Raporda; Türkiye’deki duruma ait yer alan bulgulardan öne çıkanlar ise şöyle:
– İrtibat kısıtlamaları görece seyrek olmakla birlikte, Kasım 2022’de İstanbul’da meydana gelen bombalı taarruz ve Şubat 2023’te yaşanan zelzelelerin akabinde bağlantı platformları kısıtlanmıştır. İnternet altyapısının hükümet elinde merkezileştirilmesi, yetkililerin erişimi kasıtlı olarak kısıtlamasına imkan sağlamaktadır.
– Şubat 2023 sarsıntılarının akabinde hükümet, görünüşte dezenformasyonla gayret etmek için Twitter’a erişimi 8 saat mühletle engelledi.
-Yaygın olan erişim engellenmesinin yanı sıra, yetkililer içeriğin silinmesini ya da kaldırılmasını talep etme konusunda proaktif davranmaktadır.
– Dijital içeriğe yönelik pek çok kısıtlama orantılılık ve şeffaflıktan mahrumdur.
– Yurttaşlar bloglar ve toplumsal medya aracılığıyla Türk siyasetçilerini eleştirebilse de çevrimiçi kullanıcılara yönelik sindirme ve kovuşturmalar birçok kişinin otosansür uygulamasına yol açmıştır.

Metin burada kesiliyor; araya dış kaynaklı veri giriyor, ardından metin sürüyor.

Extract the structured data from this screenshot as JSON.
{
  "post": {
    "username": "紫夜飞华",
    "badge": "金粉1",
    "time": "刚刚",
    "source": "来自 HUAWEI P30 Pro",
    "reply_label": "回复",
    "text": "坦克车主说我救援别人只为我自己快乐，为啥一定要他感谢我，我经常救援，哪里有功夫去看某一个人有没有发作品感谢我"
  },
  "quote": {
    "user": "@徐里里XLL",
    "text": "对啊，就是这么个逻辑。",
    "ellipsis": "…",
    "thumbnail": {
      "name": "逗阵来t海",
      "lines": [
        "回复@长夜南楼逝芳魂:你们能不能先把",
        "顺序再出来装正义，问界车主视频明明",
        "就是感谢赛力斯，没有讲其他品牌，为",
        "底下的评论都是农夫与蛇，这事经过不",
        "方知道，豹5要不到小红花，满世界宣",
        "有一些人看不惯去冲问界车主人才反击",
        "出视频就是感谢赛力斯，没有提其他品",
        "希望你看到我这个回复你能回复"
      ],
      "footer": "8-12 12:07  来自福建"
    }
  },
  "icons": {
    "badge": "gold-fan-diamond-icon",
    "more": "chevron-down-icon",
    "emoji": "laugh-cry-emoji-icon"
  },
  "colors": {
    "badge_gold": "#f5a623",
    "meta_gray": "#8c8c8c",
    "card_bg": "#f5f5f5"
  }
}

Cumhurbaşkanına hakaret suçlamasıyla açılan çok sayıda dava son yıllarda toplumsal medya kullanıcıları üzerinde değerli bir tesir yaratmıştır.
– Kimi ekonomik kısıtlamalar kullanıcıların çevrimiçi içerik yayınlayabilmelerini olumsuz etkileyebilmektedir. Hükümet, AKP yanlısı çevrimiçi mecraları reklamlar aracılığıyla mali açıdan desteklerken, eleştirel yayınlardan bu takviyesi esirgemekte ve bağımsız çevrimiçi medyayı dezavantajlı durumda bırakmaktadır.
– Bağımsız yayın organlarının kapatılması, hükümet yanlısı medyanın üstünlüğü ve otosansür, çevrimiçi içeriğin çeşitliliğini olumsuz etkilemektedir. Hükümetin büyük medya kuruluşlarına sahip olması ve bunları denetim etmesi bağımsız gazetecilik için zorluklar yaratmaktadır.
-Ceza kanununun ve Terörle Çaba Kanunu ile Dezenformasyon Kanunu üzere başka kanunların birçok kararı, çevrimiçi faaliyetleri kabahat haline getirmek için kullanılmaktadır.”